La Ferrovia Roma-Nord ai titoli di coda?

La Ferrovia Roma-Nord ai titoli di coda?


La ferrovia Roma-Nord rischia seriamente di essere chiusa a causa della scarsa volontà di fare qualcosa da parte della proprietà, che poi è la stessa della Roma-Lido, questo il comunicato del Comitato Pendolari



Il 31 ottobre, mentre l’Osservatorio di Vigilanza , composto da Regione Lazio, Atac e i sindaci dei comuni interessati nella tratta extraurbana, si riuniva per analizzare le problematiche plurisegnalate dal comitato, pendolari e dall’Associazione Trasportiamo per la nostra ferrovia, di cui sotto riportiamo lo stringato verbale, ANSF aveva già calato la mannaia sulla nostra linea da 15 giorni almeno




In sintesi, da quello che sappiamo, ANSF il 14 ottobre scorso ha indirizzato una corposa nota alla Regione Lazio per chiedere chiarimenti sulla richiesta di soluzioni per il rispetto del loro regolamento, entrato in vigore sulle nostre ferrovie ex concesse il tristemente famoso 1 luglio 2019.

Alla nota dovevano rispondere entro 15 giorni e non sappiamo se sia stato fatto. A questo punto siamo molto preoccupati perchè l’alternativa al non soddisfacimento delle prescrizioni date da ANSF per far circolare i treni sulla nostra ferrovia.. è la sua chiusura!

Il servizio per loro sarà interrotto fino a quando non si faranno i lavori adeguati per mettere tutto in sicurezza, come dice giustamente ANSF da anni.

Stiamo quindi rischiando, da un giorno all’altro, di non veder partire più treni dalle stazioni e così diciamo addio ai raddoppi, alle innovazioni, ai nuovi treni, ai sogni di gloria tanto sbandierati dalla Regione Lazio nei suoi recenti incontri? E che ne sarà del destino dei pendolari? Tutti con l’automobile sulla Flaminia, Cassia e Tiberina per muoversi? Oppure tutti in autobus? Bella prospettiva di mobilità sostenibile, nel 2019!

Se dovesse accadere l’irreparabile sappiamo che il primo responsabile è l’ente proprietario, quindi la Regione Lazio, poi viene ATAC nella sia incapacità di gestire una ferrovia!

Per questo il 7 novembre dovrà essere un punto di partenza per farci sentire, tutti, seriamente. La ferrovia romanord è patrimonio di tutti.

Chi ottusamente dice che non gli interessa l’argomento perchè non la usa o perchè va in auto fa un grandissimo errore di valutazione, perchè la ferrovia potrebbe servire ai suoi figli o nipoti in futuro per spostarsi per studio, oppure per lavoro…e comunque tutti in automobile sulla flaminia non ci stanno!

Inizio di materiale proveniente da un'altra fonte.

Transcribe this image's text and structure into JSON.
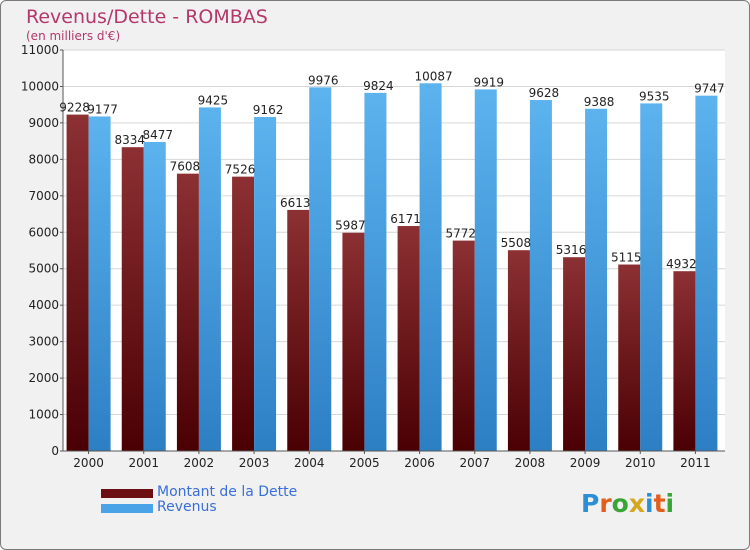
{
  "chart_data": {
    "type": "bar",
    "title": "Revenus/Dette - ROMBAS",
    "subtitle": "(en milliers d'€)",
    "categories": [
      "2000",
      "2001",
      "2002",
      "2003",
      "2004",
      "2005",
      "2006",
      "2007",
      "2008",
      "2009",
      "2010",
      "2011"
    ],
    "series": [
      {
        "name": "Montant de la Dette",
        "color": "#7a1416",
        "values": [
          9228,
          8334,
          7608,
          7526,
          6613,
          5987,
          6171,
          5772,
          5508,
          5316,
          5115,
          4932
        ]
      },
      {
        "name": "Revenus",
        "color": "#4aa3e6",
        "values": [
          9177,
          8477,
          9425,
          9162,
          9976,
          9824,
          10087,
          9919,
          9628,
          9388,
          9535,
          9747
        ]
      }
    ],
    "yticks": [
      0,
      1000,
      2000,
      3000,
      4000,
      5000,
      6000,
      7000,
      8000,
      9000,
      10000,
      11000
    ],
    "ylim": [
      0,
      11000
    ],
    "grid": true,
    "legend": "bottom-left"
  },
  "logo": {
    "text": "Proxiti",
    "letter_colors": [
      "#2b8fd6",
      "#e25e1c",
      "#3aa536",
      "#d6a61c",
      "#2b8fd6",
      "#e25e1c",
      "#3aa536"
    ]
  }
}
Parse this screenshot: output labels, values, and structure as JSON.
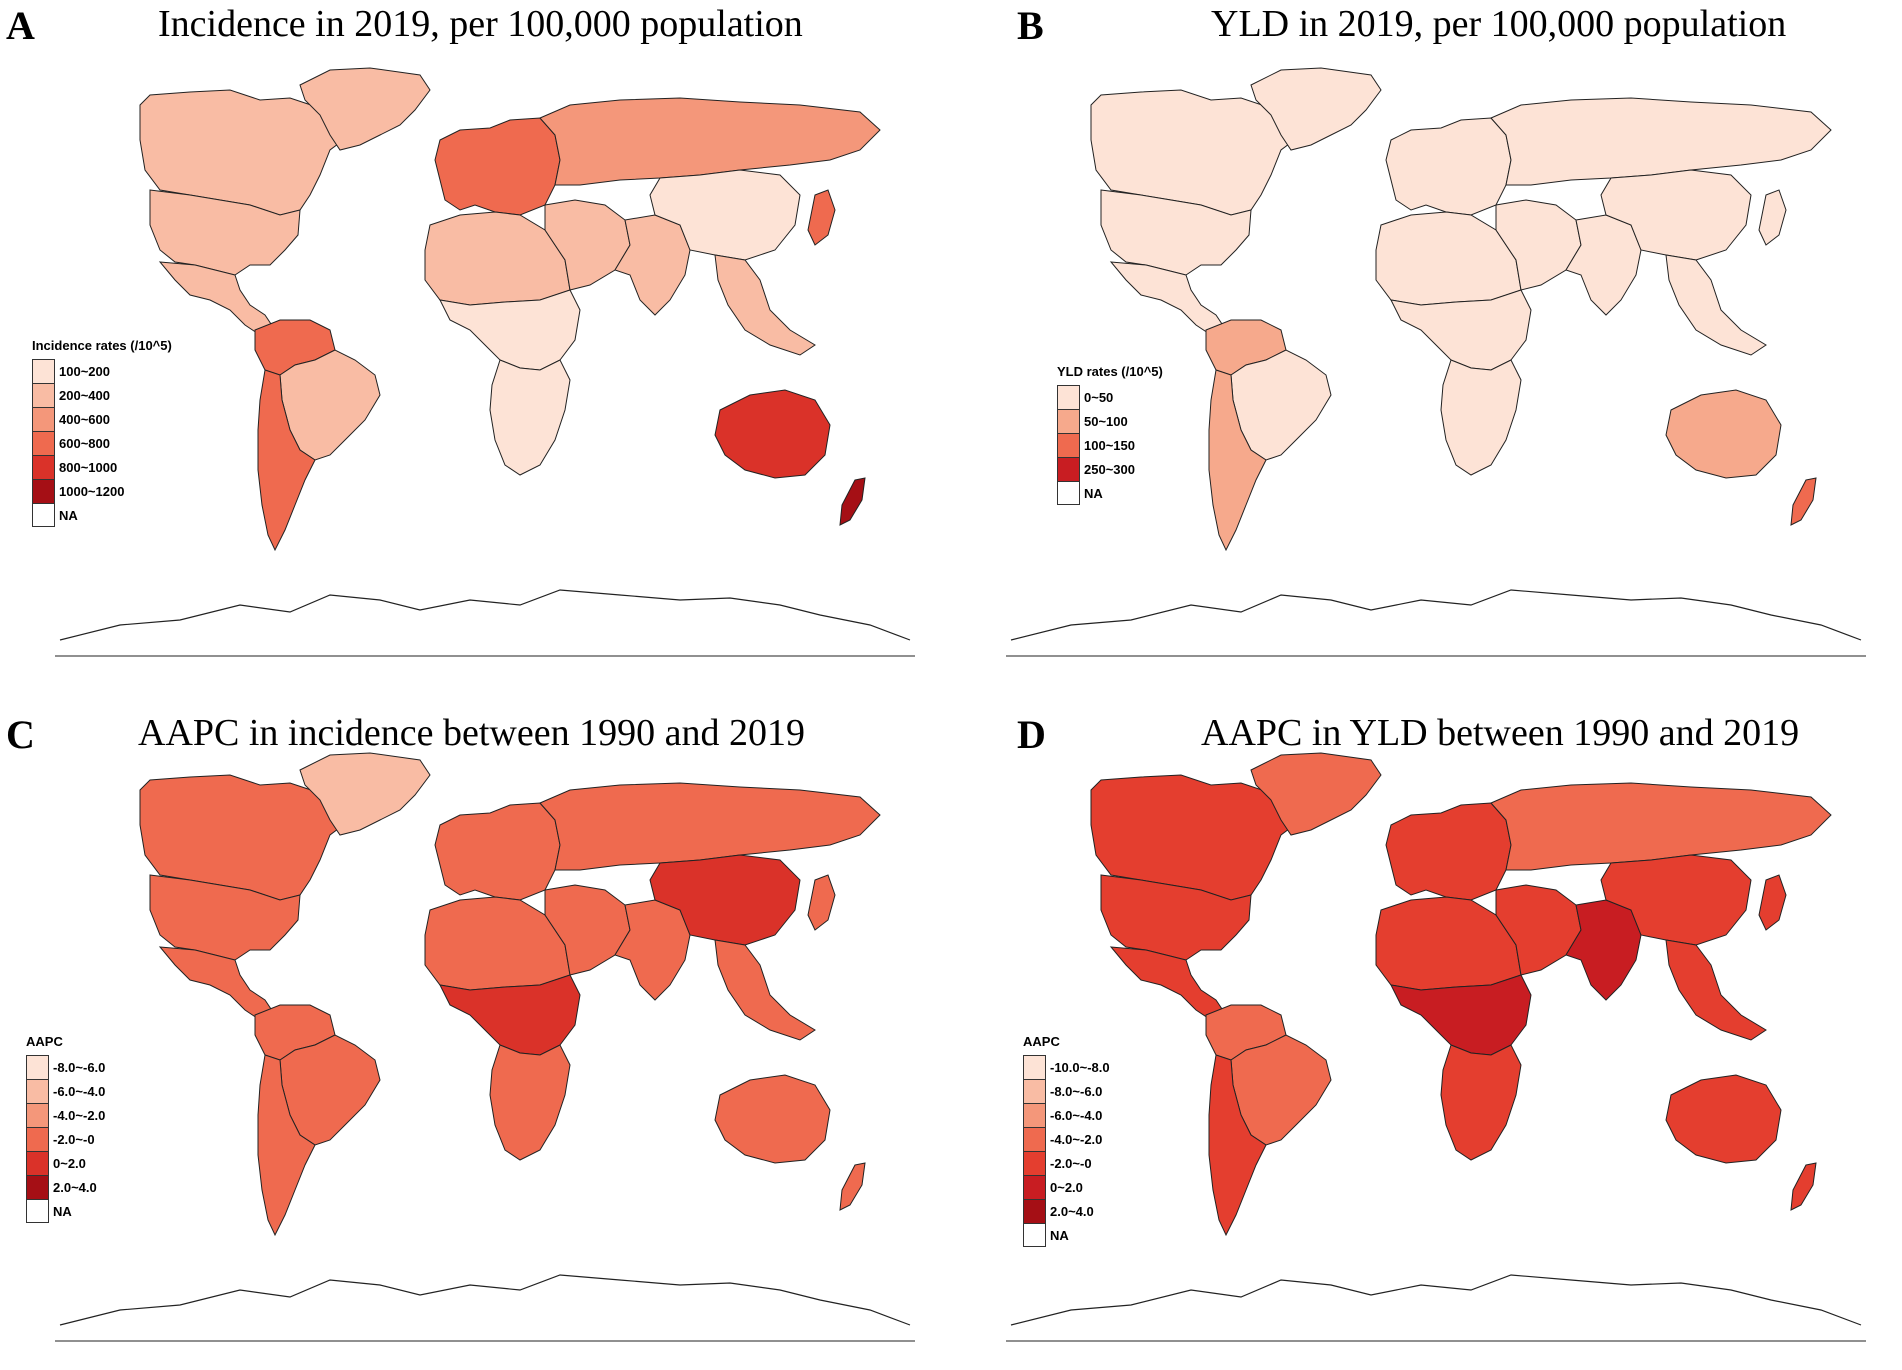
{
  "panels": [
    {
      "letter": "A",
      "title": "Incidence in 2019, per 100,000 population",
      "legend": {
        "title": "Incidence rates (/10^5)",
        "items": [
          {
            "label": "100~200",
            "color": "#fde3d6"
          },
          {
            "label": "200~400",
            "color": "#f9bca4"
          },
          {
            "label": "400~600",
            "color": "#f4977a"
          },
          {
            "label": "600~800",
            "color": "#ef6a4f"
          },
          {
            "label": "800~1000",
            "color": "#da3229"
          },
          {
            "label": "1000~1200",
            "color": "#a50f15"
          },
          {
            "label": "NA",
            "color": "#ffffff"
          }
        ]
      },
      "regions": {
        "north_america": "#f9bca4",
        "greenland": "#f9bca4",
        "usa": "#f9bca4",
        "mexico_central": "#f9bca4",
        "south_america_north": "#ef6a4f",
        "brazil": "#f9bca4",
        "south_america_south": "#ef6a4f",
        "europe": "#ef6a4f",
        "russia": "#f4977a",
        "north_africa": "#f9bca4",
        "central_africa": "#fde3d6",
        "southern_africa": "#fde3d6",
        "middle_east": "#f9bca4",
        "south_asia": "#f9bca4",
        "china": "#fde3d6",
        "southeast_asia": "#f9bca4",
        "japan": "#ef6a4f",
        "australia": "#da3229",
        "new_zealand": "#a50f15"
      }
    },
    {
      "letter": "B",
      "title": "YLD in 2019, per 100,000 population",
      "legend": {
        "title": "YLD rates (/10^5)",
        "items": [
          {
            "label": "0~50",
            "color": "#fde3d6"
          },
          {
            "label": "50~100",
            "color": "#f6a98c"
          },
          {
            "label": "100~150",
            "color": "#ef6a4f"
          },
          {
            "label": "250~300",
            "color": "#c81d22"
          },
          {
            "label": "NA",
            "color": "#ffffff"
          }
        ]
      },
      "regions": {
        "north_america": "#fde3d6",
        "greenland": "#fde3d6",
        "usa": "#fde3d6",
        "mexico_central": "#fde3d6",
        "south_america_north": "#f6a98c",
        "brazil": "#fde3d6",
        "south_america_south": "#f6a98c",
        "europe": "#fde3d6",
        "russia": "#fde3d6",
        "north_africa": "#fde3d6",
        "central_africa": "#fde3d6",
        "southern_africa": "#fde3d6",
        "middle_east": "#fde3d6",
        "south_asia": "#fde3d6",
        "china": "#fde3d6",
        "southeast_asia": "#fde3d6",
        "japan": "#fde3d6",
        "australia": "#f6a98c",
        "new_zealand": "#ef6a4f"
      }
    },
    {
      "letter": "C",
      "title": "AAPC in incidence between 1990 and 2019",
      "legend": {
        "title": "AAPC",
        "items": [
          {
            "label": "-8.0~-6.0",
            "color": "#fde3d6"
          },
          {
            "label": "-6.0~-4.0",
            "color": "#f9bca4"
          },
          {
            "label": "-4.0~-2.0",
            "color": "#f4977a"
          },
          {
            "label": "-2.0~-0",
            "color": "#ef6a4f"
          },
          {
            "label": "0~2.0",
            "color": "#da3229"
          },
          {
            "label": "2.0~4.0",
            "color": "#a50f15"
          },
          {
            "label": "NA",
            "color": "#ffffff"
          }
        ]
      },
      "regions": {
        "north_america": "#ef6a4f",
        "greenland": "#f9bca4",
        "usa": "#ef6a4f",
        "mexico_central": "#ef6a4f",
        "south_america_north": "#ef6a4f",
        "brazil": "#ef6a4f",
        "south_america_south": "#ef6a4f",
        "europe": "#ef6a4f",
        "russia": "#ef6a4f",
        "north_africa": "#ef6a4f",
        "central_africa": "#da3229",
        "southern_africa": "#ef6a4f",
        "middle_east": "#ef6a4f",
        "south_asia": "#ef6a4f",
        "china": "#da3229",
        "southeast_asia": "#ef6a4f",
        "japan": "#ef6a4f",
        "australia": "#ef6a4f",
        "new_zealand": "#ef6a4f"
      }
    },
    {
      "letter": "D",
      "title": "AAPC in YLD between 1990 and 2019",
      "legend": {
        "title": "AAPC",
        "items": [
          {
            "label": "-10.0~-8.0",
            "color": "#fde3d6"
          },
          {
            "label": "-8.0~-6.0",
            "color": "#f9bca4"
          },
          {
            "label": "-6.0~-4.0",
            "color": "#f4977a"
          },
          {
            "label": "-4.0~-2.0",
            "color": "#ef6a4f"
          },
          {
            "label": "-2.0~-0",
            "color": "#e43e2f"
          },
          {
            "label": "0~2.0",
            "color": "#c81d22"
          },
          {
            "label": "2.0~4.0",
            "color": "#a50f15"
          },
          {
            "label": "NA",
            "color": "#ffffff"
          }
        ]
      },
      "regions": {
        "north_america": "#e43e2f",
        "greenland": "#ef6a4f",
        "usa": "#e43e2f",
        "mexico_central": "#e43e2f",
        "south_america_north": "#ef6a4f",
        "brazil": "#ef6a4f",
        "south_america_south": "#e43e2f",
        "europe": "#e43e2f",
        "russia": "#ef6a4f",
        "north_africa": "#e43e2f",
        "central_africa": "#c81d22",
        "southern_africa": "#e43e2f",
        "middle_east": "#e43e2f",
        "south_asia": "#c81d22",
        "china": "#e43e2f",
        "southeast_asia": "#e43e2f",
        "japan": "#e43e2f",
        "australia": "#e43e2f",
        "new_zealand": "#e43e2f"
      }
    }
  ]
}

I sindaci dei comuni a questo punto dovrebbero abbandonare un inutile Osservatorio, fatto ad arte (a questo punto) per tenerli buoni in attesa del peggio e mettersi in testa ai cortei di protesta, a manifestare a fianco dei propri concittadini e pendolari perchè la Ferrovia ROMANORD è patrimonio di tutti e senza di essa si distruggerà in pochi anni il tessuto sociale e produttivo costruito con tanto tempo e fatica, proprio grazie alla ferrovia!

Per questo, insieme all’Associazione TrasportiAmo stiamo diffondendo il comunicato odierno sulla pericolosa deriva che sta prendendo la nostra ferrovia.